Saturday 16 February 2013

Wallis, of All People

On January 20th, just five minutes before midnight, King George V died at Sandringham House and his widow, whose sense of duty had never at any time been jeopardized by sentiment, instantly turned from the deathbed to kiss the hand of the young man at her side. He was embarrassed but she was right. The following morning Britain and the Empire contemplated the features of King Edward VIII. They were the most familiar features--blue eyes, retrousse nose, wistful mouth--in the whole world, and the Press was unanimous in declaring that the kingship became them. The new king was forty years old but an unparalleled expenditure of celluloid had arrested the years in his case, and his subjects, hallucinated by a photogenic fairy-tale which had begun in 1911 at Caernarvon Castle, watched tenderly as a slight blond youth ascended, with what appeared to be becoming reluctance, the remote eminence from which death alone could release him. Or so it was believed.
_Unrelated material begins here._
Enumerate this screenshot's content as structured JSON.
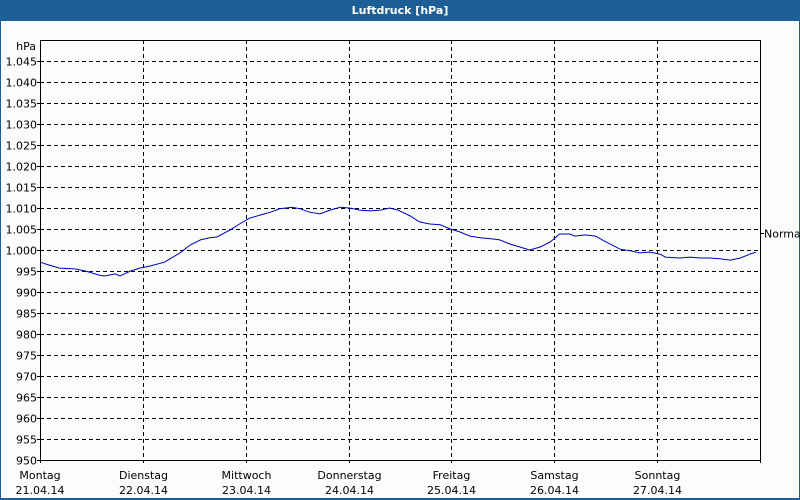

The new King flew from Norfolk to his Accession Council in St James's Palace in an aeroplane, so creating the first of a series of precedents which were to land him in a dilemma usually reserved for the characters of Dornford Yates. That afternoon, in the Banqueting Hall of St James's, a hundred Privy Councillors swore allegiance to the High and Mighty Prince Albert Edward Christian George Andrew Patrick David, their only lawful Liege Lord. But all the new King saw was a large group of elderly men wearing on their faces the expression of the last reign and hiding in their hearts some astounding suspicions.